We knelt down before him on the stone flags of the vestry, and in turn he placed a cold hand on our heads, reciting one of his favourite passages from Proverbs.

‘“Trust in the Lord with all your heart and do not lean on your own understanding. In all your ways acknowledge Him, and He will make your paths straight.”’

‘Amen,’ we said and he smiled and went into his office and closed the door.

We were like that old bike tyre he used to roll down the streets of Whitechapel as a boy, giving it little corrective taps to stop it tumbling into the filth, something which poor Henry frequently seemed to do.

We found him in the lady chapel, kneeling in front of the Virgin, looking up into her doe-eyes, whispering and crying, his swollen hands shaking as he desperately tried to keep them together. Paul laughed and zipped up his coat and went outside.

Chapter Fifteen

E
ven though Moorings had been built fortress-solid to withstand the weather, and Mummer, out of London habit, made a point of checking every door and window before she went to bed, I still had the rifle next to me that night.

I couldn’t stop thinking about what we’d seen in the woods. It seemed clear that Monro had been lured up there on purpose by the smell of the meat. We were supposed to find the thing hanging from the oak bough. It was meant to frighten us into leaving. And if we didn’t, what then?

I thought about the animal roasted on the fire; the flies crawling in and out of its face.

Every knock and creak of the house brought me back from the edge of sleep and I felt my hands tense around the rifle. Quite what I would do if anyone broke in, I didn’t know. The sight of the rifle might be enough to make most people turn heel and run, but Parkinson and Collier were used to guns and they’d know immediately that it wasn’t loaded.

***

It must have been around eleven o’clock when I heard someone knocking on Father Bernard’s door. It was Mr Belderboss. I stood at the head of the stairs and waited until he had gone in and then went down one step at a time, sticking to the edges where they didn’t creak quite so much, and slotted myself into the darkness of the understairs cupboard.

I could hear the clink of glasses and Father Bernard said, ‘Do you want a drink, Reg?’

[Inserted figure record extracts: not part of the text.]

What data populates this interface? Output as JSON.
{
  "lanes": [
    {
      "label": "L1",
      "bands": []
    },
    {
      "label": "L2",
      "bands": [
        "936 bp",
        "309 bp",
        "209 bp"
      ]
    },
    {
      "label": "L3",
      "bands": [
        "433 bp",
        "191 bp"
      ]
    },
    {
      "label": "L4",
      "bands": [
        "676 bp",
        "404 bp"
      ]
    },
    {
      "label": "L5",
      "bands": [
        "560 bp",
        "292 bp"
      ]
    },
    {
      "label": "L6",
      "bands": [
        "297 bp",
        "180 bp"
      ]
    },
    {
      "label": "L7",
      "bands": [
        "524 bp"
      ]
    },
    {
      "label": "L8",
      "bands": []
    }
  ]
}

‘Do you think we ought to, Father? Esther was right. It is Lent.’

‘I’m sure the Lord would permit us a small one, Reg. After all that’s gone on this evening.’

‘Well I will, Father, thank you,’ Mr Belderboss said. ‘Just don’t tell Mary. You know what she’s like. Anything stronger than Typhoo and she thinks I’m going to drop down dead.’

Father Bernard laughed. ‘Is everyone alright now?’

‘Oh, yes,’ said Mr Belderboss dismissively. ‘They don’t half get into a two-and-eight about nothing sometimes. Like I say, it’ll just have been kids from the village messing about.’